Ja, Ja, der Peter Altmaier ist schon ein politischer Fuchs wenn er versucht, nun zumindest in einem Interview seinen politischen Kontrahenten Jürgen Trittin mit ins Boot zu ziehen. Es ist schon so, je mehr Ruderer an Bord, je schneller wird das Boot.

Nur, so richtig an Geschwindigkeit aufnehmen würde so ein Boot wenn es gelingen würde die BürgerInnen mit an die Riemen zu bekommen, was aber nur möglich scheint wenn mit den Energiekonzernen endlich einmal in aller Öffentlichkeit Tacheles geredet würde. Genau davor aber scheint auch ein Peter Altmaier aus Parteiräson noch zurückzuschrecken. Würde doch ein solcher Schritt den Lobbyismus innerhalb der CDU entscheidend in die Schranken weisen.

So ist es für den Bürger unverständlich dass die eine Seite nur Gewinne einfährt, während die Andere dafür die Kosten trägt. Atom-Energie wurde den Bürgern einmal mit dem Argument plausibel gemacht, nur so die Energiekosten auf Dauer finanzierbar zu halten.

Die Atom-Energie war auch bislang immer zahlbar, da ein Großteil der Kosten aus der Gemengelage der allgemeinen Steuerkasse verdeckt finanziert wurde. Hier möchten wir nur an Hand eines Beispiel an die Entsorgung erinnern, wo es Aufgrund einer Neuorientierung „Weg von Gorleben“ sofort zu einem Aufschrei aus der Energie-Mafia kam, sich an den Kosten nicht beteiligen zu wollen.

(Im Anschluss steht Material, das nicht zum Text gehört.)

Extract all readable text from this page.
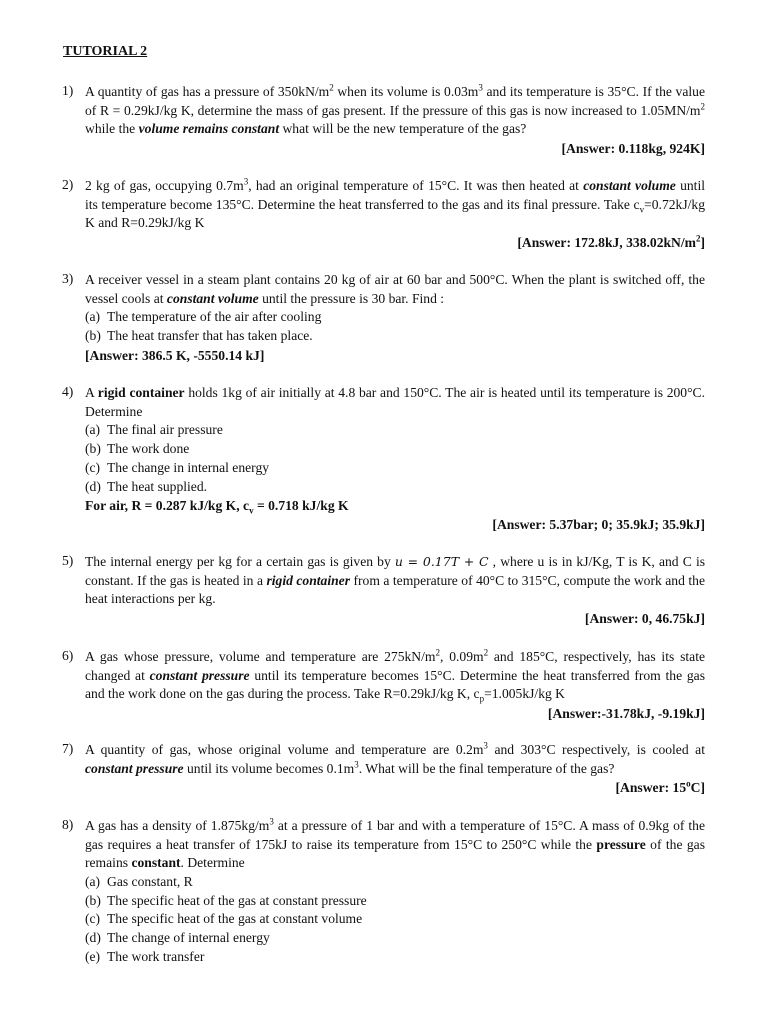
TUTORIAL 2
1) A quantity of gas has a pressure of $350kN/m^2$ when its volume is $0.03m^3$ and its temperature is 35°C. If the value of R = 0.29kJ/kg K, determine the mass of gas present. If the pressure of this gas is now increased to $1.05MN/m^2$ while the volume remains constant what will be the new temperature of the gas?
[Answer: 0.118kg, 924K]
2) 2 kg of gas, occupying $0.7m^3$, had an original temperature of 15°C. It was then heated at constant volume until its temperature become 135°C. Determine the heat transferred to the gas and its final pressure. Take $c_v=0.72kJ/kg$ K and R=0.29kJ/kg K
[Answer: 172.8kJ, $338.02kN/m^2$]
3) A receiver vessel in a steam plant contains 20 kg of air at 60 bar and 500°C. When the plant is switched off, the vessel cools at constant volume until the pressure is 30 bar. Find :
(a) The temperature of the air after cooling
(b) The heat transfer that has taken place.
[Answer: 386.5 K, -5550.14 kJ]
4) A rigid container holds 1kg of air initially at 4.8 bar and 150°C. The air is heated until its temperature is 200°C. Determine
(a) The final air pressure
(b) The work done
(c) The change in internal energy
(d) The heat supplied.
For air, R = 0.287 kJ/kg K, $c_v = 0.718$ kJ/kg K
[Answer: 5.37bar; 0; 35.9kJ; 35.9kJ]
5) The internal energy per kg for a certain gas is given by u = 0.17T + C , where u is in kJ/Kg, T is K, and C is constant. If the gas is heated in a rigid container from a temperature of 40°C to 315°C, compute the work and the heat interactions per kg.
[Answer: 0, 46.75kJ]
6) A gas whose pressure, volume and temperature are $275kN/m^2$, $0.09m^2$ and 185°C, respectively, has its state changed at constant pressure until its temperature becomes 15°C. Determine the heat transferred from the gas and the work done on the gas during the process. Take R=0.29kJ/kg K, $c_p=1.005kJ/kg$ K
[Answer:-31.78kJ, -9.19kJ]
7) A quantity of gas, whose original volume and temperature are $0.2m^3$ and 303°C respectively, is cooled at constant pressure until its volume becomes $0.1m^3$. What will be the final temperature of the gas?
[Answer: 15$^o$C]
8) A gas has a density of $1.875kg/m^3$ at a pressure of 1 bar and with a temperature of 15°C. A mass of 0.9kg of the gas requires a heat transfer of 175kJ to raise its temperature from 15°C to 250°C while the pressure of the gas remains constant. Determine
(a) Gas constant, R
(b) The specific heat of the gas at constant pressure
(c) The specific heat of the gas at constant volume
(d) The change of internal energy
(e) The work transfer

Also zur Sache „Schätzchen“ möchten wir mit der Schauspielerin Uschi Glas sagen. Sollte eine Bevölkerung die Riemen ergreifen, könnte sich der Peter im Heck in der Sonne aalen.

„Auch manch Grüner wäre froh,
wenn ich Umweltminister bliebe“

taz: Herr Altmaier, wer ist eigentlich Ihr Lieblings-Grüner?

Peter Altmaier: Soll ich die jetzt alle aufzählen?

Nein, einer reicht.

Ich will ja niemanden eifersüchtig machen. Aber wenn’s nur einer sein soll, dann nehme ich Jürgen Trittin. Aber er ist natürlich nicht der Einzige. In der Pizza-Connection habe ich vor vielen Jahren mit dafür gesorgt, dass Berührungsverbote zwischen Union und Grünen durchbrochen wurden.

Was schätzen Sie an Trittin?

Er hat als mein Vorgänger im Amt des Bundesumweltministers große Erfahrung und weiß, wovon er spricht. Darum arbeite ich gern mit ihm zusammen. Er spielt noch immer gern den Vorzeige-Linken, aber im entscheidenden Moment kann er auch über seinen Schatten springen – wie jetzt bei der Endlager-Einigung.

Die ist ja noch recht frisch. Am Dienstag haben sich Regierung und Opposition, Bund und Länder über einen Neubeginn der Endlagersuche geeinigt. Was ist das richtige Adjektiv für diesen Kompromiss?

Die Einigung kann man schon als historischen Durchbruch bezeichnen. Nach dem Atomausstieg 2011 beendet sie endgültig einen 30-jährigen Konflikt mit weitreichenden Folgen für die künftige „politische Geografie“. Bisher ist die Endlagerfrage ohne ausreichende Beteiligung der Öffentlichkeit und im parteipolitischen Konflikt behandelt worden. Das ist jetzt vorbei.